船方は、とんでもない! と一蹴した。どうやら戦となりそうなのに、そんなことをして見つかれば拿捕されて船を取り上げられてしまう。下手をすれば命も危うい。堅気の船方の判断は極めて良識あるものだった。
麗雯は他の船の船方にも当たってみたが、大きな船の船方に、そういう無茶をする者はいないようだった。麗雯は引き下がるより他なかった。
次に麗雯は、それならばと許の〝堅気でない〟連中の中から舟(小型のもの)を持つ者を募り、それを譲ってくれないかと交渉を始めた。もちろんその代価は、徐云の懐を当てにしてである。
この手は上手く行きかけた。相当ふっかけた代価を要求されたが、譲ってもいいという男が現れたのだ。……が、いったんまとまったはずの話は、その日のうちに反故となった。
その男が阿漕を働いたというわけではない。許に上ってきた兵が、船の徴発を始めたのである。徴発は徹底したもので、よほど有力な伝手を持つ船主の船でなければ、免れることはできなかった。
ふたたび〝振り出しに戻る〟ことになり、ここ迄で徐云は(結果としてだが)三日という時間を無為にしていた。洛水が封鎖されて二日目には早くも姿を現していた兵の旗は南方伯の使う赤い旗であり、事態は決して王淑――鷲申君の側に有利に推移してはいないことが察せられた。
――こんなところで愚図愚図してはいられない。
洛邑の離宮で心細い思いをしているだろう明璇を想うと、徐云は気が気でなかった。
そうして四日目――。
いよいよ陸路を行かねばならなくなったと腹を括り、馬と馬具の手配を思案し始めた徐云は、客桟(宿)の主人から、来訪者のあることを告げられた。

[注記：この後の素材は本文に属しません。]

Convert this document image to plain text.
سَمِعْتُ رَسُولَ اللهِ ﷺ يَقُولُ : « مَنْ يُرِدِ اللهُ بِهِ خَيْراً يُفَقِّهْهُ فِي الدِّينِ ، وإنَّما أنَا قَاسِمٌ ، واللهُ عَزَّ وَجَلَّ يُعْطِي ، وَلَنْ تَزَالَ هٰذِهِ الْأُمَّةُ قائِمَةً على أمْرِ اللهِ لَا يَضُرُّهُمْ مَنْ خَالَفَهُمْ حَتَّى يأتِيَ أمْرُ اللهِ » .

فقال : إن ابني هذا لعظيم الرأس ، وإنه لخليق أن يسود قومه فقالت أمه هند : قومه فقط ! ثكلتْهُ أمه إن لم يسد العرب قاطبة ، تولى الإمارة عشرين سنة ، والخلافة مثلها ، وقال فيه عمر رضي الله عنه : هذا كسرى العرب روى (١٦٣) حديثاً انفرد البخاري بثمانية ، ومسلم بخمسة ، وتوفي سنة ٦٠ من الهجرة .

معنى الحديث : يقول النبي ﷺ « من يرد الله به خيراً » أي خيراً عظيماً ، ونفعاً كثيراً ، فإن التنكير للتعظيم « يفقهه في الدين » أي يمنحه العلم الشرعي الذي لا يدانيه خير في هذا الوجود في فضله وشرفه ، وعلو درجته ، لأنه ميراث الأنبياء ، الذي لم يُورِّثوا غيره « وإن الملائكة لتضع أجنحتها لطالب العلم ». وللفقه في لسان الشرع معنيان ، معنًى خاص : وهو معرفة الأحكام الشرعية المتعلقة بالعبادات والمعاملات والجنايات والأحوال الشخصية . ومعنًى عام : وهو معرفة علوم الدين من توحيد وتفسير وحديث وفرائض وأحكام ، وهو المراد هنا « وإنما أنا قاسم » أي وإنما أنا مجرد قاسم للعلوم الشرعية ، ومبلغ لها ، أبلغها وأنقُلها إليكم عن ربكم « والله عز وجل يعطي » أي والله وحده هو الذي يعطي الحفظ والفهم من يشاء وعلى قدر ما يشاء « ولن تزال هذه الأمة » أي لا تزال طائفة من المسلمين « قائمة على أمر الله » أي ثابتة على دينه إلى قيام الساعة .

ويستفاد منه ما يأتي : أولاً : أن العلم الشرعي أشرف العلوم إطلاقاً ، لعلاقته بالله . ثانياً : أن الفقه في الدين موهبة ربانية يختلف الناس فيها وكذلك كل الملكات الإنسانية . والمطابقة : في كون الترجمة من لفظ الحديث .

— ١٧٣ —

客桟の房前(軒先)に二台の馬車を連ねて乗り付けてきた客人は三十路あたりの女人で、部屋に通されるや、徐云にではなく麗雯を向いて口を開いた。
「鄭氏のお客人、翠麗雯であられますね」
「ええ。……あたしが翠麗雯だけど」
見知らぬ女に警戒した徐云が誰何の声を上げるよりも早く、麗雯は応えてしまっていた。
(…………。明璇といい麗雯といい、どうして僕の周りの女性は、なんでも先手を取りたがるんだろう)
少しばかり慍となって徐云が口を噤むと、客人は麗雯を向いて正しく揖礼をした。それから黙っている徐云にも揖をする。どうやら徐云のことを従僕と見たようである。
「ご怪訝なく。わたくしは洛邑の賈人、祥逸の遣いで参いりました。丁少琪と申します……」
祥逸の名は、洛邑と桃原を行き来する徐云にはわかる。逢の王室・王府とも取引を持つ大座賈だったはずだ。その大賈の遣いが、どうして旅先の麗雯を訪ねてきたのだろう。
そんな徐云の疑問は、続く丁少琪の言で解消された。